I'm looking for a technique to logarithmically bin some data sets. We've got data with values ranging from _min to _max (floats >= 0) and the user needs to be able to specify a varying number of bins _num_bins (some int n).
I've implemented a solution taken from this question and some help on scaling here but my solution stops working when my data values lie below 1.0.
class Histogram {
double _min, _max;
int _num_bins;
......
};
double Histogram::logarithmicValueOfBin(double in) const {
if (in == 0.0)
return _min;
double b = std::log(_max / _min) / (_max - _min);
double a = _max / std::exp(b * _max);
double in_unscaled = in * (_max - _min) / _num_bins + _min;
return a * std::exp(b * in_unscaled) ;
}
When the data values are all greater than 1 I get nicely sized bins and can plot properly. When the values are less than 1 the bins come out more or less the same size and we get way too many of them.

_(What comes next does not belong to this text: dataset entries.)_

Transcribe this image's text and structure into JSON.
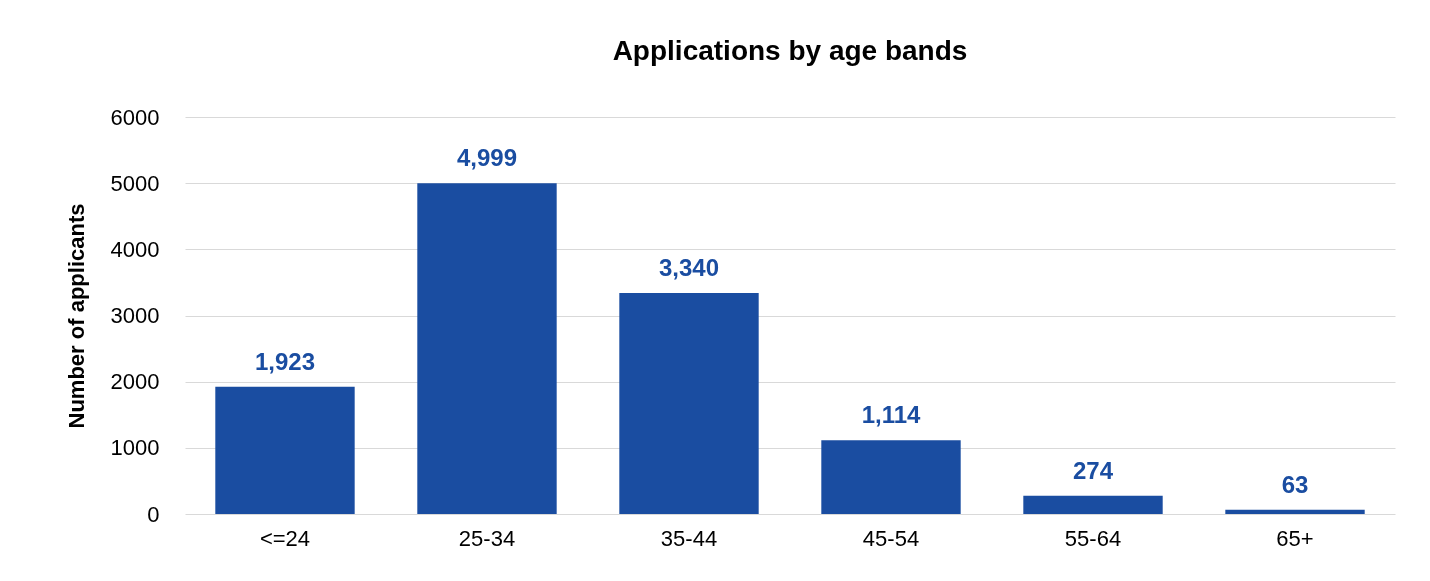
{
  "chart_data": {
    "type": "bar",
    "title": "Applications by age bands",
    "ylabel": "Number of applicants",
    "categories": [
      "<=24",
      "25-34",
      "35-44",
      "45-54",
      "55-64",
      "65+"
    ],
    "values": [
      1923,
      4999,
      3340,
      1114,
      274,
      63
    ],
    "value_labels": [
      "1,923",
      "4,999",
      "3,340",
      "1,114",
      "274",
      "63"
    ],
    "color": "#1a4da1",
    "ylim": [
      0,
      6000
    ],
    "yticks": [
      0,
      1000,
      2000,
      3000,
      4000,
      5000,
      6000
    ],
    "grid": "y"
  }
}
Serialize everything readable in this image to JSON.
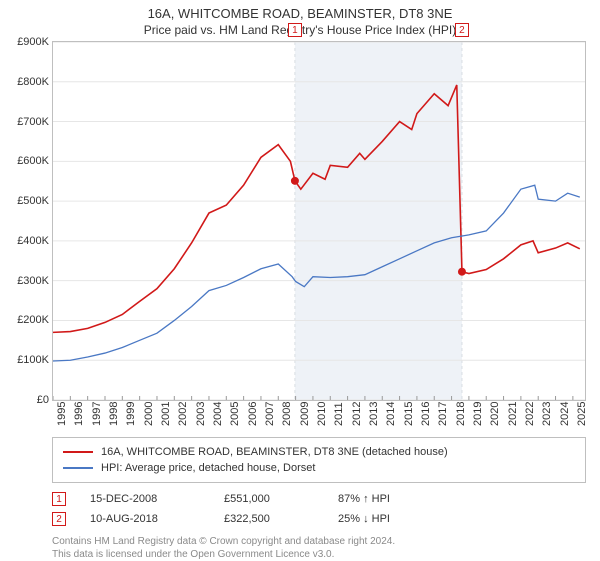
{
  "title": "16A, WHITCOMBE ROAD, BEAMINSTER, DT8 3NE",
  "subtitle": "Price paid vs. HM Land Registry's House Price Index (HPI)",
  "chart": {
    "type": "line",
    "background_color": "#ffffff",
    "grid_color": "#e6e6e6",
    "border_color": "#bfbfbf",
    "x_range": [
      1995,
      2025.7
    ],
    "y_range": [
      0,
      900
    ],
    "y_unit_prefix": "£",
    "y_unit_suffix": "K",
    "y_ticks": [
      0,
      100,
      200,
      300,
      400,
      500,
      600,
      700,
      800,
      900
    ],
    "x_ticks": [
      1995,
      1996,
      1997,
      1998,
      1999,
      2000,
      2001,
      2002,
      2003,
      2004,
      2005,
      2006,
      2007,
      2008,
      2009,
      2010,
      2011,
      2012,
      2013,
      2014,
      2015,
      2016,
      2017,
      2018,
      2019,
      2020,
      2021,
      2022,
      2023,
      2024,
      2025
    ],
    "shaded_band": {
      "x_from": 2008.96,
      "x_to": 2018.6,
      "color": "#eef2f7"
    },
    "shaded_band_lines_color": "#d9dde3",
    "series": [
      {
        "id": "property",
        "label": "16A, WHITCOMBE ROAD, BEAMINSTER, DT8 3NE (detached house)",
        "color": "#d11919",
        "line_width": 1.6,
        "points": [
          [
            1995,
            170
          ],
          [
            1996,
            172
          ],
          [
            1997,
            180
          ],
          [
            1998,
            195
          ],
          [
            1999,
            215
          ],
          [
            2000,
            248
          ],
          [
            2001,
            280
          ],
          [
            2002,
            330
          ],
          [
            2003,
            395
          ],
          [
            2004,
            470
          ],
          [
            2005,
            490
          ],
          [
            2006,
            540
          ],
          [
            2007,
            610
          ],
          [
            2008,
            642
          ],
          [
            2008.7,
            600
          ],
          [
            2008.96,
            551
          ],
          [
            2009.3,
            530
          ],
          [
            2010,
            570
          ],
          [
            2010.7,
            555
          ],
          [
            2011,
            590
          ],
          [
            2012,
            585
          ],
          [
            2012.7,
            620
          ],
          [
            2013,
            605
          ],
          [
            2014,
            650
          ],
          [
            2015,
            700
          ],
          [
            2015.7,
            680
          ],
          [
            2016,
            720
          ],
          [
            2017,
            770
          ],
          [
            2017.8,
            740
          ],
          [
            2018.3,
            792
          ],
          [
            2018.6,
            322.5
          ],
          [
            2019,
            318
          ],
          [
            2020,
            328
          ],
          [
            2021,
            355
          ],
          [
            2022,
            390
          ],
          [
            2022.7,
            400
          ],
          [
            2023,
            370
          ],
          [
            2024,
            382
          ],
          [
            2024.7,
            395
          ],
          [
            2025.4,
            380
          ]
        ]
      },
      {
        "id": "hpi",
        "label": "HPI: Average price, detached house, Dorset",
        "color": "#4a78c4",
        "line_width": 1.3,
        "points": [
          [
            1995,
            98
          ],
          [
            1996,
            100
          ],
          [
            1997,
            108
          ],
          [
            1998,
            118
          ],
          [
            1999,
            132
          ],
          [
            2000,
            150
          ],
          [
            2001,
            168
          ],
          [
            2002,
            200
          ],
          [
            2003,
            235
          ],
          [
            2004,
            275
          ],
          [
            2005,
            288
          ],
          [
            2006,
            308
          ],
          [
            2007,
            330
          ],
          [
            2008,
            342
          ],
          [
            2008.8,
            310
          ],
          [
            2009,
            298
          ],
          [
            2009.5,
            285
          ],
          [
            2010,
            310
          ],
          [
            2011,
            308
          ],
          [
            2012,
            310
          ],
          [
            2013,
            315
          ],
          [
            2014,
            335
          ],
          [
            2015,
            355
          ],
          [
            2016,
            375
          ],
          [
            2017,
            395
          ],
          [
            2018,
            408
          ],
          [
            2019,
            415
          ],
          [
            2020,
            425
          ],
          [
            2021,
            470
          ],
          [
            2022,
            530
          ],
          [
            2022.8,
            540
          ],
          [
            2023,
            505
          ],
          [
            2024,
            500
          ],
          [
            2024.7,
            520
          ],
          [
            2025.4,
            510
          ]
        ]
      }
    ],
    "markers": [
      {
        "n": "1",
        "x": 2008.96,
        "y": 551
      },
      {
        "n": "2",
        "x": 2018.6,
        "y": 322.5
      }
    ]
  },
  "legend": {
    "items": [
      {
        "color": "#d11919",
        "label": "16A, WHITCOMBE ROAD, BEAMINSTER, DT8 3NE (detached house)"
      },
      {
        "color": "#4a78c4",
        "label": "HPI: Average price, detached house, Dorset"
      }
    ]
  },
  "transactions": [
    {
      "n": "1",
      "date": "15-DEC-2008",
      "price": "£551,000",
      "delta": "87% ↑ HPI"
    },
    {
      "n": "2",
      "date": "10-AUG-2018",
      "price": "£322,500",
      "delta": "25% ↓ HPI"
    }
  ],
  "footer_lines": [
    "Contains HM Land Registry data © Crown copyright and database right 2024.",
    "This data is licensed under the Open Government Licence v3.0."
  ]
}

I found a solution by reimplementing an opensource version of Matlab's logspace function.
Given a range and a number of bins you need to create an evenly spaced numerical sequence
module.exports = function linspace(a,b,n) {
var every = (b-a)/(n-1),
ranged = integers(a,b,every);
return ranged.length == n ? ranged : ranged.concat(b);
}
After that you need to loop through each value and with your base (e, 2 or 10 most likely) store the power and you get your bin ranges.
module.exports.logspace = function logspace(a,b,n) {
return linspace(a,b,n).map(function(x) { return Math.pow(10,x); });
}
I rewrote this in C++ and it's able to support ranges > 0.